Werner von Ebrennac représente l’homme modelé par une idéologie. Dans ce cas-ci, celle du nazisme. Car l’être humain est un produit social : c’est à travers l’éducation que la société transmet ses valeurs.

Ce personnage ne va pas jusqu’à répudier positivement l’idéologie du nazisme, et c’est pour cela qu’il n’a pas la force de rompre avec elle. Il n’a pas le courage de faire ce saut qualitatif qui le conduirait à devenir le héros libérateur (cf. Prométhée). Au lieu de combattre le monstre et de s’unir à la Résistance française, dévoré par les remords stériles, il préfère aller mourir sur le front russe : il est donc, à notre sens, un anti-héros.

Notre officier a pris une décision qui constitue une sorte d’évasion finale de la réalité ; mais il a aussi livré un combat et effectué un voyage initiatique. Ebrennac est ainsi devenu, comme le narrateur et sa nièce, une victime de la guerre.

3.2. L’ONCLE – NARRATEUR

Le personnage de l’oncle est, à notre avis, le plus complexe à interpréter – peut-être parce qu’il a été choisi par l’auteur comme narrateur ? Il pourrait être considéré comme le personnage principal de l’œuvre, car, de la première ligne à la dernière, il nous raconte l’histoire sans se priver de nous donner son point de vue, ses sentiments et ses jugements sur les événements. A travers les réflexions de l’oncle on perçoit clairement la pensée de Vercors, mais à cause de son faible caractère – il est souvent dominé par sa nièce ou par les événements -, il laisse l’histoire suivre son cours, sans s’impliquer dans la dure et radicale décision du début, de ne JAMAIS s’adresser à l’ennemi.

« D’un accord tacite nous avions décidé MA NIECE et moi de ne rien changer à notre vie… [19] . »

« Ma nièce tricotait avec une vivacité mécanique. Elle ne jeta pas les yeux sur lui, pas une fois [20] »

L’oncle est le personnage le plus âgé, celui qui devrait donner l’exemple, le chef de famille ; mais, encore plus que Werner von Ebrennac et sa nièce, il subit un manque. Il vit presque une vie de couple avec sa jeune nièce et il a un caractère faible, ce qui l’amène souvent à douter de ses premières décisions.

Il accepte de garder le silence, de faire semblant que l’officier n’existe pas, par convenance ; il y est contraint par la situation, mais du point de vue humain on perçoit chez lui, tout au long de l’œuvre, une grande hésitation et le désir de communiquer avec Ebrennac.

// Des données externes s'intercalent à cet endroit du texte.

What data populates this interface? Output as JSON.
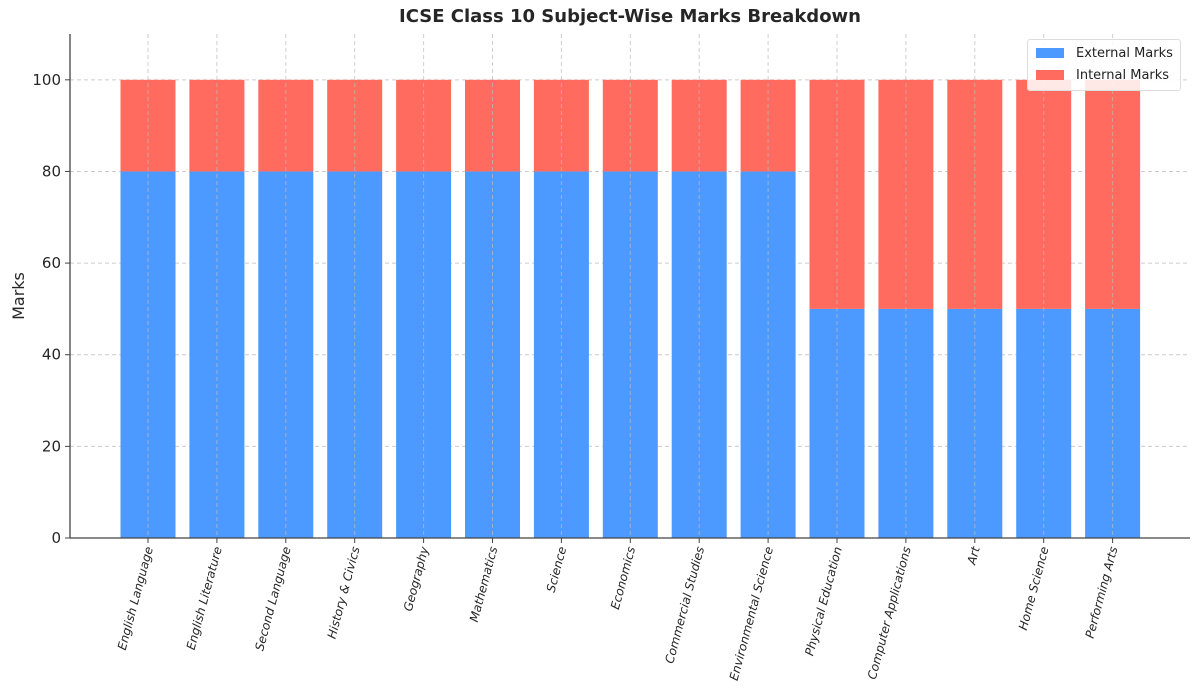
{
  "chart_data": {
    "type": "bar",
    "stacked": true,
    "title": "ICSE Class 10 Subject-Wise Marks Breakdown",
    "xlabel": "",
    "ylabel": "Marks",
    "ylim": [
      0,
      110
    ],
    "yticks": [
      0,
      20,
      40,
      60,
      80,
      100
    ],
    "grid": true,
    "legend_position": "upper right",
    "categories": [
      "English Language",
      "English Literature",
      "Second Language",
      "History & Civics",
      "Geography",
      "Mathematics",
      "Science",
      "Economics",
      "Commercial Studies",
      "Environmental Science",
      "Physical Education",
      "Computer Applications",
      "Art",
      "Home Science",
      "Performing Arts"
    ],
    "series": [
      {
        "name": "External Marks",
        "color": "#4c9aff",
        "values": [
          80,
          80,
          80,
          80,
          80,
          80,
          80,
          80,
          80,
          80,
          50,
          50,
          50,
          50,
          50
        ]
      },
      {
        "name": "Internal Marks",
        "color": "#ff6b5e",
        "values": [
          20,
          20,
          20,
          20,
          20,
          20,
          20,
          20,
          20,
          20,
          50,
          50,
          50,
          50,
          50
        ]
      }
    ]
  }
}
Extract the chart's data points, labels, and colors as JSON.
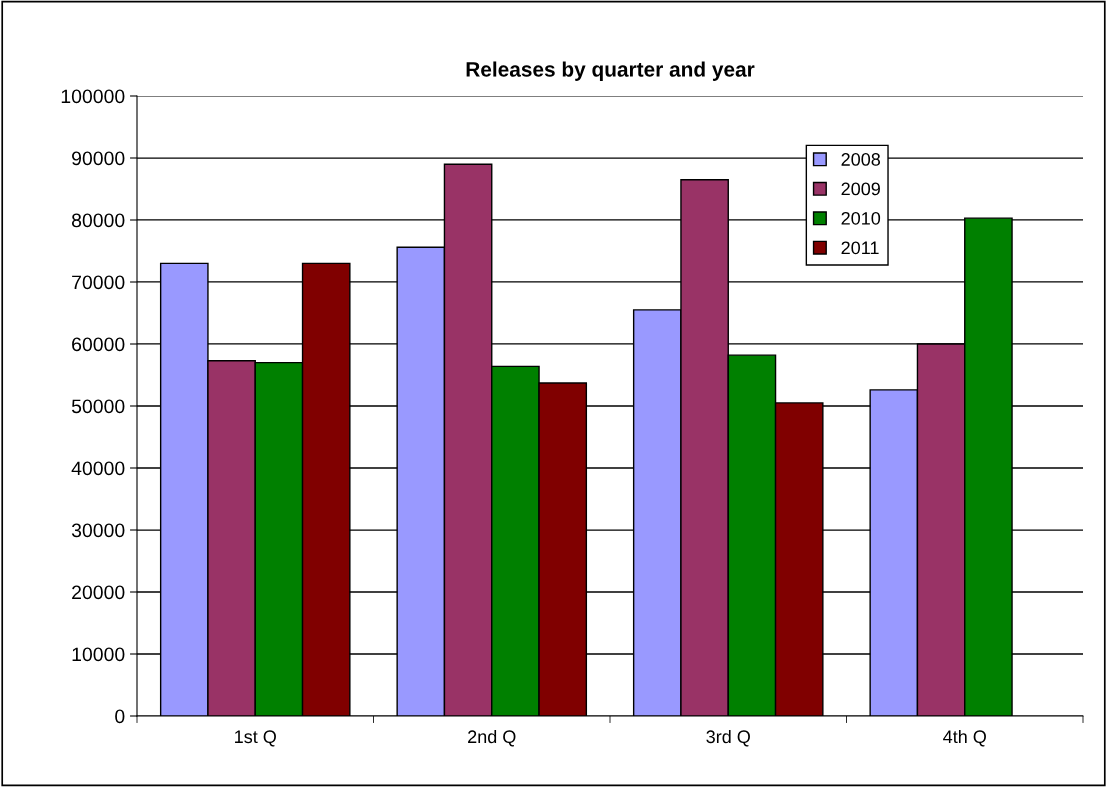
{
  "chart_data": {
    "type": "bar",
    "title": "Releases by quarter and year",
    "categories": [
      "1st Q",
      "2nd Q",
      "3rd Q",
      "4th Q"
    ],
    "series": [
      {
        "name": "2008",
        "color": "#9999ff",
        "values": [
          73000,
          75600,
          65500,
          52600
        ]
      },
      {
        "name": "2009",
        "color": "#993366",
        "values": [
          57300,
          89000,
          86500,
          60000
        ]
      },
      {
        "name": "2010",
        "color": "#008000",
        "values": [
          57000,
          56400,
          58200,
          80300
        ]
      },
      {
        "name": "2011",
        "color": "#800000",
        "values": [
          73000,
          53700,
          50500,
          null
        ]
      }
    ],
    "ylim": [
      0,
      100000
    ],
    "yticks": [
      0,
      10000,
      20000,
      30000,
      40000,
      50000,
      60000,
      70000,
      80000,
      90000,
      100000
    ],
    "grid": "y",
    "legend": "top right"
  }
}
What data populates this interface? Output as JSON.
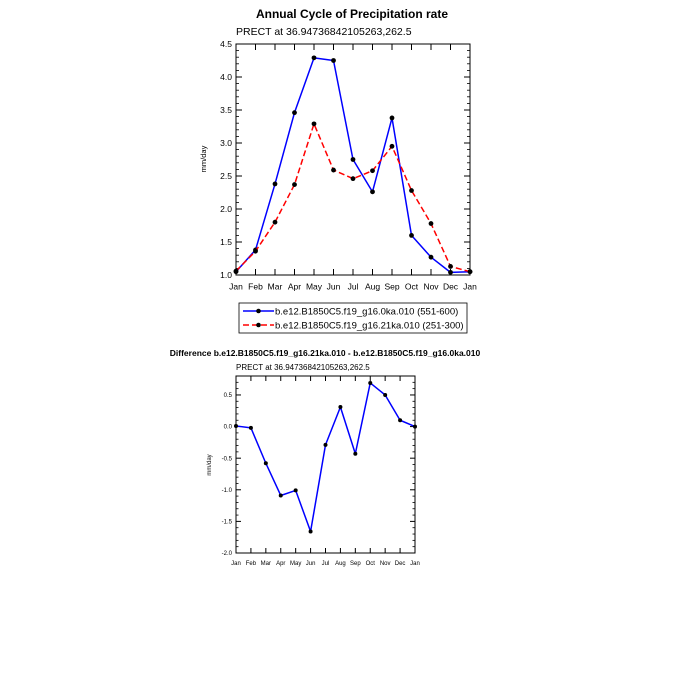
{
  "chart_data": [
    {
      "type": "line",
      "title": "Annual Cycle of Precipitation rate",
      "subtitle": "PRECT at 36.94736842105263,262.5",
      "xlabel": "",
      "ylabel": "mm/day",
      "categories": [
        "Jan",
        "Feb",
        "Mar",
        "Apr",
        "May",
        "Jun",
        "Jul",
        "Aug",
        "Sep",
        "Oct",
        "Nov",
        "Dec",
        "Jan"
      ],
      "ylim": [
        1.0,
        4.5
      ],
      "yticks": [
        "1.0",
        "1.5",
        "2.0",
        "2.5",
        "3.0",
        "3.5",
        "4.0",
        "4.5"
      ],
      "grid": false,
      "legend_position": "bottom",
      "series": [
        {
          "name": "b.e12.B1850C5.f19_g16.0ka.010 (551-600)",
          "color": "#0000ff",
          "dash": "solid",
          "marker_color": "#000000",
          "values": [
            1.05,
            1.38,
            2.38,
            3.46,
            4.29,
            4.25,
            2.75,
            2.26,
            3.38,
            1.6,
            1.27,
            1.04,
            1.05
          ]
        },
        {
          "name": "b.e12.B1850C5.f19_g16.21ka.010 (251-300)",
          "color": "#ff0000",
          "dash": "dashed",
          "marker_color": "#000000",
          "values": [
            1.06,
            1.36,
            1.8,
            2.37,
            3.29,
            2.59,
            2.46,
            2.58,
            2.95,
            2.28,
            1.78,
            1.13,
            1.05
          ]
        }
      ]
    },
    {
      "type": "line",
      "title": "Difference b.e12.B1850C5.f19_g16.21ka.010 - b.e12.B1850C5.f19_g16.0ka.010",
      "subtitle": "PRECT at 36.94736842105263,262.5",
      "xlabel": "",
      "ylabel": "mm/day",
      "categories": [
        "Jan",
        "Feb",
        "Mar",
        "Apr",
        "May",
        "Jun",
        "Jul",
        "Aug",
        "Sep",
        "Oct",
        "Nov",
        "Dec",
        "Jan"
      ],
      "ylim": [
        -2.0,
        0.8
      ],
      "yticks": [
        "-2.0",
        "-1.5",
        "-1.0",
        "-0.5",
        "0.0",
        "0.5"
      ],
      "grid": false,
      "series": [
        {
          "color": "#0000ff",
          "dash": "solid",
          "marker_color": "#000000",
          "values": [
            0.01,
            -0.02,
            -0.58,
            -1.09,
            -1.01,
            -1.66,
            -0.29,
            0.31,
            -0.43,
            0.69,
            0.5,
            0.1,
            0.0
          ]
        }
      ]
    }
  ]
}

« Je terminai silencieusement ma pipe. Je toussai un peu et je dis : « C’est peut-être inhumain de lui refuser l’obole d’un seul mot. »  Ma nièce leva son visage. Elle haussait très haut les sourcils, sur des yeux brillants et indignés. Je me sentis presque un peu rougir [21] .»

Si l’on suit l’évolution de sa relation avec son hôte, on a l’impression que son choix lui a été dicté par les circonstances ; on le sent beaucoup moins déterminé que sa nièce. Dès le début, il essaie de trouver des justifications au jeune homme. Il le trouve « convenable [22]» et commence à penser à lui et à s’en préoccuper. Ceci est en opposition avec l’attitude hostile qui consisterait à maintenir le silence envers l’ennemi.

Il refuse toute communication, mais est beaucoup plus bouleversé par la présence de l’officier que ne l’est sa nièce qui, jusqu’au dernier chapitre, reste fidèle à leur engagement.

« Malgré moi, j’imaginai l’officier dehors, l’aspect saupoudré qu’il aurait en entrant [23] .»

« L’avouerai-je ? Cette absence ne me laissait pas l’esprit en repos. Je pensais à lui, je ne sais pas jusqu’à quel point je n’éprouvais pas du regret, de l’inquiétude [24] . »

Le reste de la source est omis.